Le vieil elfe, qui avait été interpellé par un groupe d’enfants alors qu’il sortait du temple, leva la tête vers les adultes réunis au centre du village. L'un d'entre eux lui faisait signe de s’occuper des plus jeunes pendant que les adultes préparaient le banquet, ce qui expliquait pourquoi les gamins étaient venus lui demander une légende. Il prit place sur les marches du temple abritant l’arbre vénéré par son peuple depuis plusieurs siècles, et invita les petits à faire de même.
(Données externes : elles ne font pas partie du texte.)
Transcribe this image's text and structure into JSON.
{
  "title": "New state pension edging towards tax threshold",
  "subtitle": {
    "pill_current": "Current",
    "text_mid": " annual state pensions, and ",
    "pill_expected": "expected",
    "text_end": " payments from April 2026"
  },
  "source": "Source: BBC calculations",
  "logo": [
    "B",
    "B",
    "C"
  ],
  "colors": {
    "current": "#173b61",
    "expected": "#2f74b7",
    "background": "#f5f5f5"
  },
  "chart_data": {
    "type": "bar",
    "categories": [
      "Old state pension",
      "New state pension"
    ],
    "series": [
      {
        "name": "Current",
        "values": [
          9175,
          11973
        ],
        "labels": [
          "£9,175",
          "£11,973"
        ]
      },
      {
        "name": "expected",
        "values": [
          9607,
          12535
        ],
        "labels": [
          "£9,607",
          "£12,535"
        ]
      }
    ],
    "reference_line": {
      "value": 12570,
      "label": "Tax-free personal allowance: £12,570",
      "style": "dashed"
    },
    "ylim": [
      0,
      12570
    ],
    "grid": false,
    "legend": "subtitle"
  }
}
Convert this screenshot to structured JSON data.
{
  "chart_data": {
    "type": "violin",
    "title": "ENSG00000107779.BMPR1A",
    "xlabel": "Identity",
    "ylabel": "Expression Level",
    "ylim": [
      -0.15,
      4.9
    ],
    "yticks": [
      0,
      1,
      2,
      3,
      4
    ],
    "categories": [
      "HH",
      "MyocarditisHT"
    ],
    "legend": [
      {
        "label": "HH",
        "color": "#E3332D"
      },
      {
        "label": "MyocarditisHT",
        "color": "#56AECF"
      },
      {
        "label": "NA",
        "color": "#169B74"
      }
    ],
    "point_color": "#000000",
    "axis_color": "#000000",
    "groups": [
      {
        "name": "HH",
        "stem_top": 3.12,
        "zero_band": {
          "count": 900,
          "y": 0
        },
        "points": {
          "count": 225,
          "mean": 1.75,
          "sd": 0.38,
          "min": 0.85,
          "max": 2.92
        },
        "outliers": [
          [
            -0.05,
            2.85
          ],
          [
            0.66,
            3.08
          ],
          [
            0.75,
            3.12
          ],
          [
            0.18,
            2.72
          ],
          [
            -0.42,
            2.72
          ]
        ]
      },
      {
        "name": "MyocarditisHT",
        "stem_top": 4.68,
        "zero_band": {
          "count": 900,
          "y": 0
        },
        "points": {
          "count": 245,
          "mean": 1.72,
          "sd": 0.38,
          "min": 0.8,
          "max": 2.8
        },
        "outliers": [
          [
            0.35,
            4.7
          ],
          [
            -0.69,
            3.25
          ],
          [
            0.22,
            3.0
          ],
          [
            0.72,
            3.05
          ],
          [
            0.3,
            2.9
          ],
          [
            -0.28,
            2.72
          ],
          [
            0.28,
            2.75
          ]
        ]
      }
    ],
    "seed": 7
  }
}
Ils s’exécutèrent dans un joyeux brouhaha qui le fit souffler.
— Taisez-vous, taisez-vous, réclama-t-il, à moins que vous ne vouliez que je ne vous raconte une histoire qui fait peur ?
— Oh non, Ancien, protesta un jeune garçon, on veut la légende du continent !
L’Ancien attendit que le silence se fasse après sa menace, masquant son sourire dans les rides qui parsemaient sa peau brune. Une fois sûr d’avoir l’attention de son auditoire, il s’éclaircit la gorge et attrapa un morceau de bois qui traînait là. Il se concentra sur l’image qu’il avait en tête et le morceau prit la forme d’un être muni de longues cornes et de dents tranchantes, avec un air effrayant. Satisfait, il le positionna devant lui et commença à raconter son histoire :
— Il y a de cela deux cent ans, un nouveau peuple apparu sur le continent de Nounaïa. Il était appelé le peuple des Démons. Ils n'avaient pas de territoire propre, mais tout le monde craignait leur pouvoir. Les Dragons et les Mages, qui partageaient la même frontière, décidèrent de lutter contre eux pour la paix de Nounaïa. Une guerre sanglante éclata. Alors que les Dragons étaient sur le point de se faire anéantir, un Mage d’une grande puissance proposa un plan à l’Empereur. C'est ainsi que les Dragons piégèrent les Démons le long du Désert où le Mage crééa une immense faille. Les Démons furent engloutis dans ses profondeurs et disparurent du continent à jamais, alors que le Désert était désormais séparé du reste de Nounaïa.
L'un des autres peuples les plus puissant de Nounaïa s'était coupé de lui-même du continent et cela donna le champs libre à Seijo pour réaliser son plus grand rêve : conquérir Nounaïa. Il commença par s'attaquer à l'Océan. Ce dernier appartenait à un autre peuple, des êtres incroyables capables de vivre tant sous l’eau que sur la terre. Mais ils étaient de piètres guerriers comparés aux Dragons, et l’Empereur les soumis facilement.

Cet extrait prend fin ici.